Sunday, May 2, 2004
Social Security is not going broke!
Social Security is just like any large-scale retirement plan such as those established by major corporations like GM or Pfizer, or industry groups like the Teacher's Retirement System or Railroad Retirement. That is, the Social Security Administration receives contributions from its members (FICA taxes from you and me), it invests those contributions in investments allowed by its charter, and then later pays out benefits to retirees. Most large pension plans, like the ones mentioned above, only invest about 30-60% of their assets in government debt because their charters also allow them to invest a portion of their assets in corporate stocks and bonds. The Social Security Trust Fund, on the other hand, invests 100% in U.S. government debt.

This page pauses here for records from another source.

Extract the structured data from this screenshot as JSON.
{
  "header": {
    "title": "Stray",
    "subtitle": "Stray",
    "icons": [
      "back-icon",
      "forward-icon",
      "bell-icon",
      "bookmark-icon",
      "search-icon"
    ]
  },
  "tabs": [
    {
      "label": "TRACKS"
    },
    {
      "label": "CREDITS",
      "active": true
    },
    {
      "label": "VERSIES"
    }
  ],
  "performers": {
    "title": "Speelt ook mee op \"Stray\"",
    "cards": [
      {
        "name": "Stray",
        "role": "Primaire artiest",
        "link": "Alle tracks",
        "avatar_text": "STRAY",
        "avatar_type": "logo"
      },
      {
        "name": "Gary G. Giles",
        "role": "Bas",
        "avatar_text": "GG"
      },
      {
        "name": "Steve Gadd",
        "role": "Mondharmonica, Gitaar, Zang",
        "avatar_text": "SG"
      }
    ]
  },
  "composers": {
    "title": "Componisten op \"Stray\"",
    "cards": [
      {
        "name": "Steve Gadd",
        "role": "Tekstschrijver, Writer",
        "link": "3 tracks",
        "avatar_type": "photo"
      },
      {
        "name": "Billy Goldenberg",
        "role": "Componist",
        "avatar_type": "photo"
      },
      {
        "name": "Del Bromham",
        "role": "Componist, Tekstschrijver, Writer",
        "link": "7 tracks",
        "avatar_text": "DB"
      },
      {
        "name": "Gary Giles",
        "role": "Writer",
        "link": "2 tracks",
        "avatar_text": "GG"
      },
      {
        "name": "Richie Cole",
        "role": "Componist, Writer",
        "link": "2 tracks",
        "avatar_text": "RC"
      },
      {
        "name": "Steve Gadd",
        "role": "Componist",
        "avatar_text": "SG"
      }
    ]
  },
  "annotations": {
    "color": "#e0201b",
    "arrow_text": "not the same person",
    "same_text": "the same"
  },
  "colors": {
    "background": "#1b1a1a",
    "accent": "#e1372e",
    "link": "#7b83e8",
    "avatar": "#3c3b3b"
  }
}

This means two things (a) its returns are low because interest rates have been low for the last few years, and (b) its totally dependent on one organization for its future security. Now if you believe the U.S. government will never default on its debt, then “b” is no big deal – but, “a” is still a problem. Right now the Social Security Trust Fund should last out past 2025 (some say as far out as 2045) without any increase in Social Security taxes. However, that deadline could be extend out way further if the Social Security Trust fund was allowed to invest a portion of its assets in corporate stocks and bonds. Therefore, the way to make Social Security financially sound is by retaining professional money managers (mutual funds, insurance companies, etc.) to invest a portion of the Social Security assets in corporate stocks and bonds which would increase the return on the Trust Fund assets and extend its life at current contribution levels –it could even cause a surplus and contributions could be reduced! The problem then is that the government (made up of both Democrats and Republicans) would have to go find another source to to buy its debt so it can overspend (“deficit finance”) every year– but that's another discussion!